Se si riuscisse a superare l’emergenza, l’Italia saprà ripartire sulla scia dei finanziamenti dal Recovery Plan?
«Sì, se avremo fatto due cose: da una parte se avremo utilizzato gli strumenti d’investimento e dall’altra gli strumenti di riforma. Come sappiamo, se non risolviamo scuola, giustizia, pubblica amministrazione, non cre­sciamo e il mec­canismo ri­mane impallato. Dobbiamo ac­cettare la sfida di uscire dall’immobilismo altrimenti da soli non cresceremo ovvero non lo faremo più del costo del debito».

Lei ha approfondito in un libro l’argomento Europa: a che punto siamo? La pandemia quali conseguenze lascia?
«La reazione della Banca Centrale Europea alla pandemia è la conferma che l’istituzione federale funziona bene ormai da tempo. All’inizio ha sbagliato, ma lo ha capito subito con un approccio espansivo della politica monetaria. La commissione invece ha preso iniziative subito positive che hanno portato a misure per il lavoro, alla sospensione del patto di stabilità, alla copertura dei debiti pubblici e al Next Generation. Poi ci sono i casi come l’Ungheria o la Polonia, per cui gli antipatizzanti sostengono che sia solo un’Unione monetaria, invece in quei casi ha affrontato questioni politiche e di diritto. Il problema è superare l’approccio dell’iter governativo e in parte dei trattati che hanno bisogno dell’unanimità per cui paesi come l’Ungheria hanno potere di veto su questioni umanitarie come le misure contro la Cina per il caso Hong Kong».

Quali settori produttivi possono guidare in Italia l’auspicabile rinascita?
«Sono quelli con cui abbiamo visto crescere l’esportazione anche in un momento drammatico, la riapertura veloce ci ha permesso di essere più competitivi che le aziende tedesche e francesi. Parlo dell’agroalimentare, della moda, la meccanica di precisione.
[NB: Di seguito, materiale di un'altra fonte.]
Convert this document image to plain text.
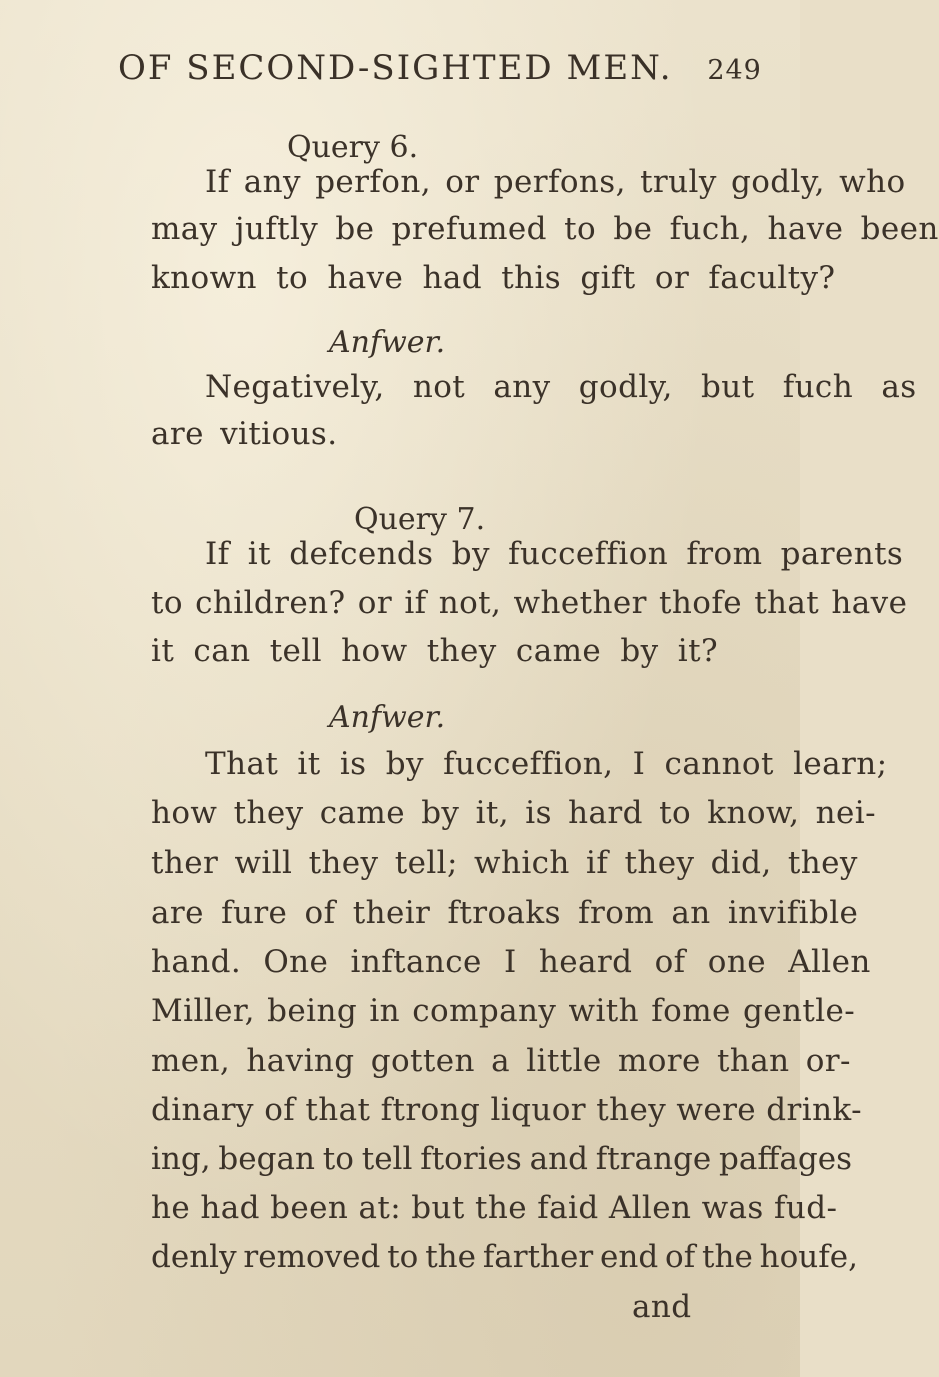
OF SECOND-SIGHTED MEN. 249
Query 6.
If any perfon, or perfons, truly godly, who
may juftly be prefumed to be fuch, have been
known to have had this gift or faculty?
Anfwer.
Negatively, not any godly, but fuch as
are vitious.
Query 7.
If it defcends by fucceffion from parents
to children? or if not, whether thofe that have
it can tell how they came by it?
Anfwer.
That it is by fucceffion, I cannot learn;
how they came by it, is hard to know, nei-
ther will they tell; which if they did, they
are fure of their ftroaks from an invifible
hand. One inftance I heard of one Allen
Miller, being in company with fome gentle-
men, having gotten a little more than or-
dinary of that ftrong liquor they were drink-
ing, began to tell ftories and ftrange paffages
he had been at: but the faid Allen was fud-
denly removed to the farther end of the houfe,
and
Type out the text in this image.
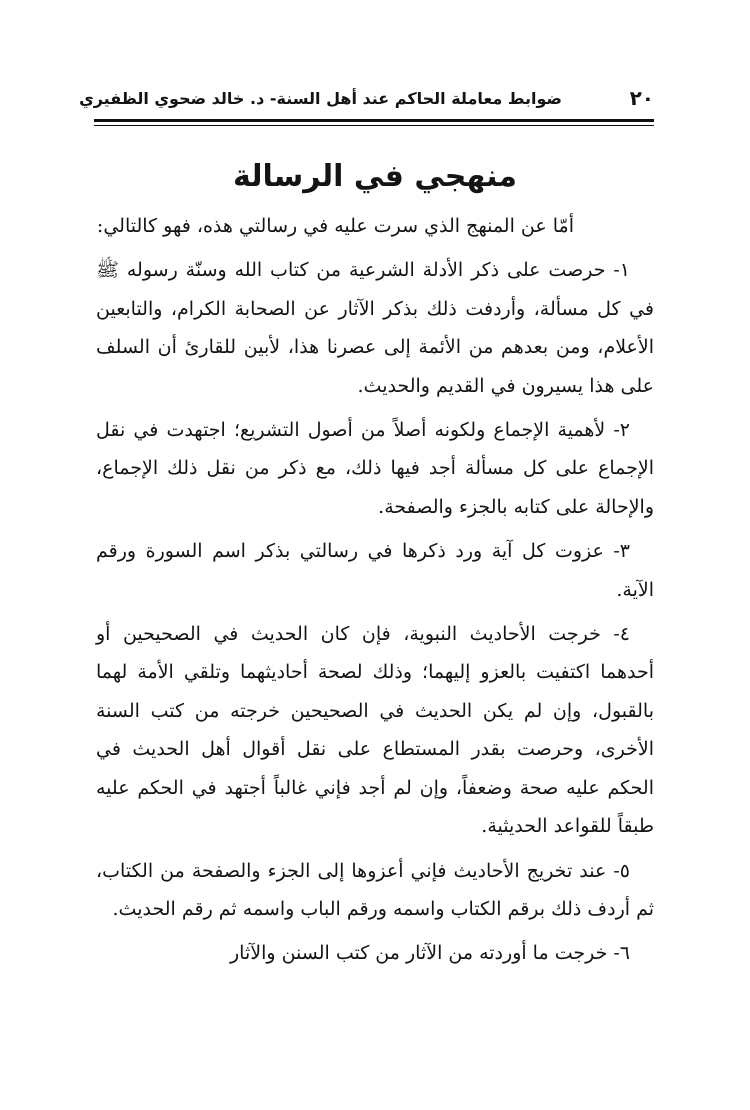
٢٠
ضوابط معاملة الحاكم عند أهل السنة- د. خالد ضحوي الظفيري
منهجي في الرسالة

أمّا عن المنهج الذي سرت عليه في رسالتي هذه، فهو كالتالي:

١- حرصت على ذكر الأدلة الشرعية من كتاب الله وسنّة رسوله ﷺ في كل مسألة، وأردفت ذلك بذكر الآثار عن الصحابة الكرام، والتابعين الأعلام، ومن بعدهم من الأئمة إلى عصرنا هذا، لأبين للقارئ أن السلف على هذا يسيرون في القديم والحديث.

٢- لأهمية الإجماع ولكونه أصلاً من أصول التشريع؛ اجتهدت في نقل الإجماع على كل مسألة أجد فيها ذلك، مع ذكر من نقل ذلك الإجماع، والإحالة على كتابه بالجزء والصفحة.

٣- عزوت كل آية ورد ذكرها في رسالتي بذكر اسم السورة ورقم الآية.

٤- خرجت الأحاديث النبوية، فإن كان الحديث في الصحيحين أو أحدهما اكتفيت بالعزو إليهما؛ وذلك لصحة أحاديثهما وتلقي الأمة لهما بالقبول، وإن لم يكن الحديث في الصحيحين خرجته من كتب السنة الأخرى، وحرصت بقدر المستطاع على نقل أقوال أهل الحديث في الحكم عليه صحة وضعفاً، وإن لم أجد فإني غالباً أجتهد في الحكم عليه طبقاً للقواعد الحديثية.

٥- عند تخريج الأحاديث فإني أعزوها إلى الجزء والصفحة من الكتاب، ثم أردف ذلك برقم الكتاب واسمه ورقم الباب واسمه ثم رقم الحديث.

٦- خرجت ما أوردته من الآثار من كتب السنن والآثار
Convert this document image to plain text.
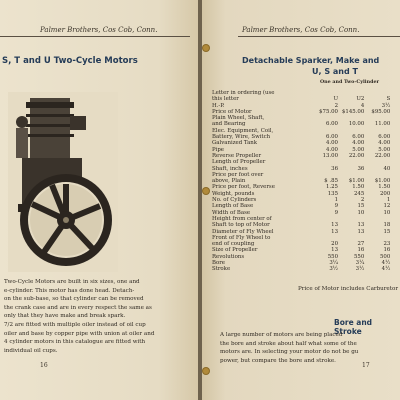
Palmer Brothers, Cos Cob, Conn.
S, T and U Two-Cycle Motors
Two-Cycle Motors are built in six sizes, one and
e-cylinder. This motor has done head. Detach-
on the sub-base, so that cylinder can be removed
the crank case and are in every respect the same as
only that they have make and break spark.
7/2 are fitted with multiple oiler instead of oil cup
oiler and base by copper pipe with union at oiler and
4 cylinder motors in this catalogue are fitted with
individual oil cups.
16
Palmer Brothers, Cos Cob, Conn.
Detachable Sparker, Make and
U, S and T
One and Two-Cylinder
Letter in ordering (use			
this letter	U	U2	S
H.-P.	2	4	3½
Price of Motor	$75.00	$145.00	$95.00
Plain Wheel, Shaft,			
and Bearing	6.00	10.00	11.00
Elec. Equipment, Coil,			
Battery, Wire, Switch	6.00	6.00	6.00
Galvanized Tank	4.00	4.00	4.00
Pipe	4.00	5.00	5.00

Reverse Propeller	13.00	22.00	22.00
Length of Propeller			
Shaft, inches	36	36	40
Price per foot over			
above, Plain	$ .85	$1.00	$1.00
Price per foot, Reverse	1.25	1.50	1.50
Weight, pounds	135	245	200
No. of Cylinders	1	2	1
Length of Base	9	15	12
Width of Base	9	10	10
Height from center of			
Shaft to top of Motor	13	13	18
Diameter of Fly Wheel	13	13	15
Front of Fly Wheel to			
end of coupling	20	27	23
Size of Propeller	13	16	16
Revolutions	550	550	500
Bore	3¼	3¼	4½
Stroke	3½	3½	4½
Price of Motor includes Carburetor
Bore and Stroke
A large number of motors are being placed
the bore and stroke about half what some of the
motors are. In selecting your motor do not be gu
power, but compare the bore and stroke.
17
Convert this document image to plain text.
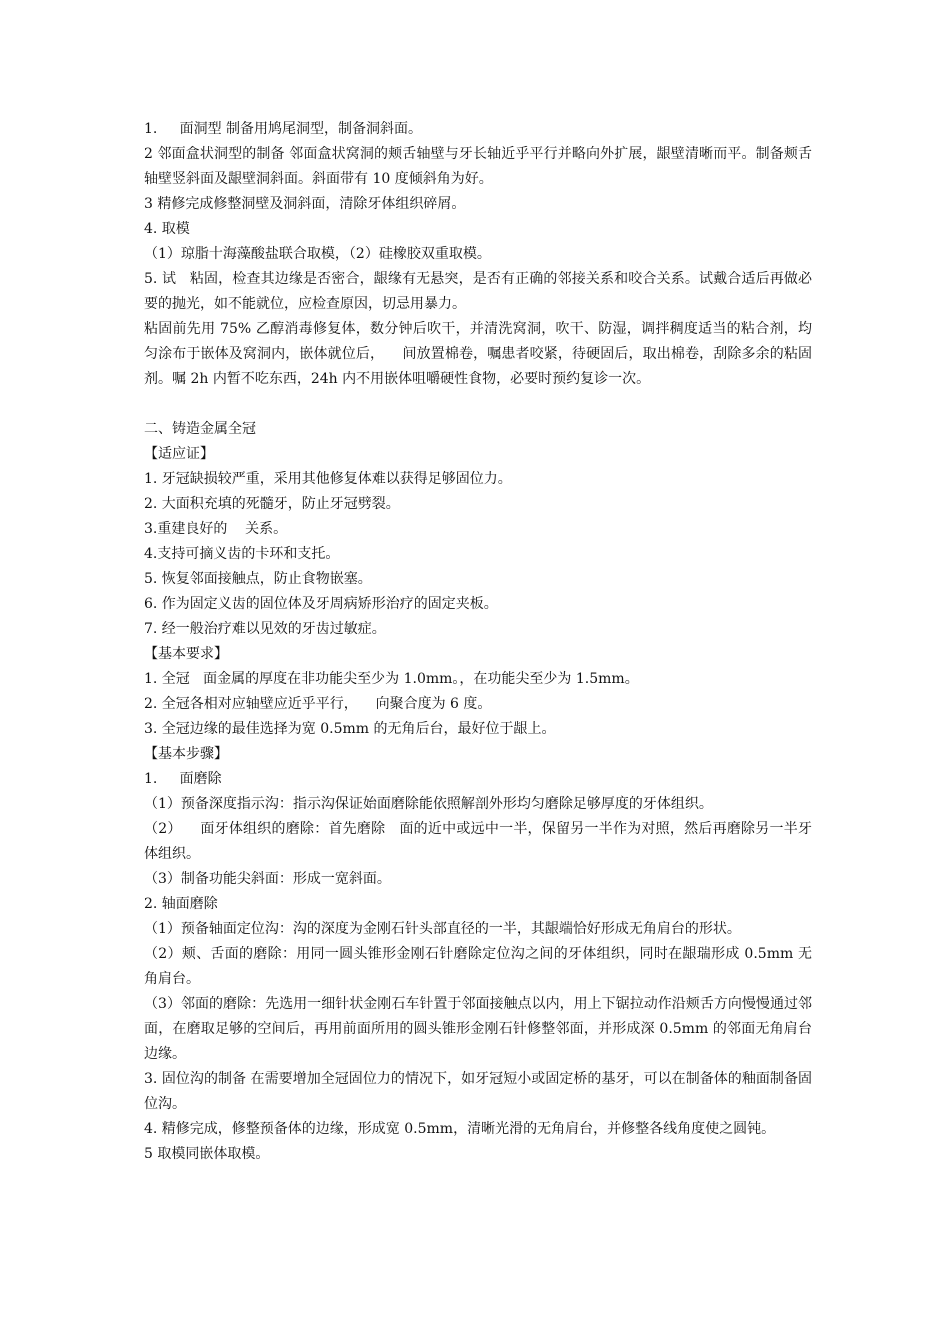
1.     面洞型 制备用鸠尾洞型，制备洞斜面。
2 邻面盒状洞型的制备 邻面盒状窝洞的颊舌轴壁与牙长轴近乎平行并略向外扩展，龈壁清晰而平。制备颊舌轴壁竖斜面及龈壁洞斜面。斜面带有 10 度倾斜角为好。
3 精修完成修整洞壁及洞斜面，清除牙体组织碎屑。
4. 取模
（1）琼脂十海藻酸盐联合取模，（2）硅橡胶双重取模。
5. 试   粘固，检查其边缘是否密合，龈缘有无悬突，是否有正确的邻接关系和咬合关系。试戴合适后再做必要的抛光，如不能就位，应检查原因，切忌用暴力。
粘固前先用 75% 乙醇消毒修复体，数分钟后吹干，并清洗窝洞，吹干、防湿，调拌稠度适当的粘合剂，均匀涂布于嵌体及窝洞内，嵌体就位后，    间放置棉卷，嘱患者咬紧，待硬固后，取出棉卷，刮除多余的粘固剂。嘱 2h 内暂不吃东西，24h 内不用嵌体咀嚼硬性食物，必要时预约复诊一次。
二、铸造金属全冠
【适应证】
1. 牙冠缺损较严重，采用其他修复体难以获得足够固位力。
2. 大面积充填的死髓牙，防止牙冠劈裂。
3.重建良好的    关系。
4.支持可摘义齿的卡环和支托。
5. 恢复邻面接触点，防止食物嵌塞。
6. 作为固定义齿的固位体及牙周病矫形治疗的固定夹板。
7. 经一般治疗难以见效的牙齿过敏症。
【基本要求】
1. 全冠   面金属的厚度在非功能尖至少为 1.0mm。，在功能尖至少为 1.5mm。
2. 全冠各相对应轴壁应近乎平行，    向聚合度为 6 度。
3. 全冠边缘的最佳选择为宽 0.5mm 的无角后台，最好位于龈上。
【基本步骤】
1.     面磨除
（1）预备深度指示沟：指示沟保证始面磨除能依照解剖外形均匀磨除足够厚度的牙体组织。
（2）    面牙体组织的磨除：首先磨除   面的近中或远中一半，保留另一半作为对照，然后再磨除另一半牙体组织。
（3）制备功能尖斜面：形成一宽斜面。
2. 轴面磨除
（1）预备轴面定位沟：沟的深度为金刚石针头部直径的一半，其龈端恰好形成无角肩台的形状。
（2）颊、舌面的磨除：用同一圆头锥形金刚石针磨除定位沟之间的牙体组织，同时在龈瑞形成 0.5mm 无角肩台。
（3）邻面的磨除：先选用一细针状金刚石车针置于邻面接触点以内，用上下锯拉动作沿颊舌方向慢慢通过邻面，在磨取足够的空间后，再用前面所用的圆头锥形金刚石针修整邻面，并形成深 0.5mm 的邻面无角肩台边缘。
3. 固位沟的制备 在需要增加全冠固位力的情况下，如牙冠短小或固定桥的基牙，可以在制备体的釉面制备固位沟。
4. 精修完成，修整预备体的边缘，形成宽 0.5mm，清晰光滑的无角肩台，并修整各线角度使之圆钝。
5 取模同嵌体取模。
E ora abbiamo l’occasione del Recovery per superare l’arretratezza digitale, dove invece tutta l’Unione è avanti e noi siamo clienti… Ma l’occasione di ammodernare le pubbliche amministrazioni è da non perdere per guadagnare posizioni».

Crede che modelli come quello di Alba e il territorio delle Langhe possano indicare una strada?
«Sì perché qualcuno pensa che la globalizzazione sia solo multinazionale: un errore tragico perché il digitale offre ora all’eccellenza locale un mercato mondiale, si pensi proprio alle cantine vinicole. Possono portare il mercato d’eccellenza locale su un piano globale rimanendo localizzate e anche il prezzo cresce con un ritorno d’investimento. Diventa più grande l’accesso alla vetrina che non significa mettere l’insegna fuori dal negozio ma entrare nel digitale».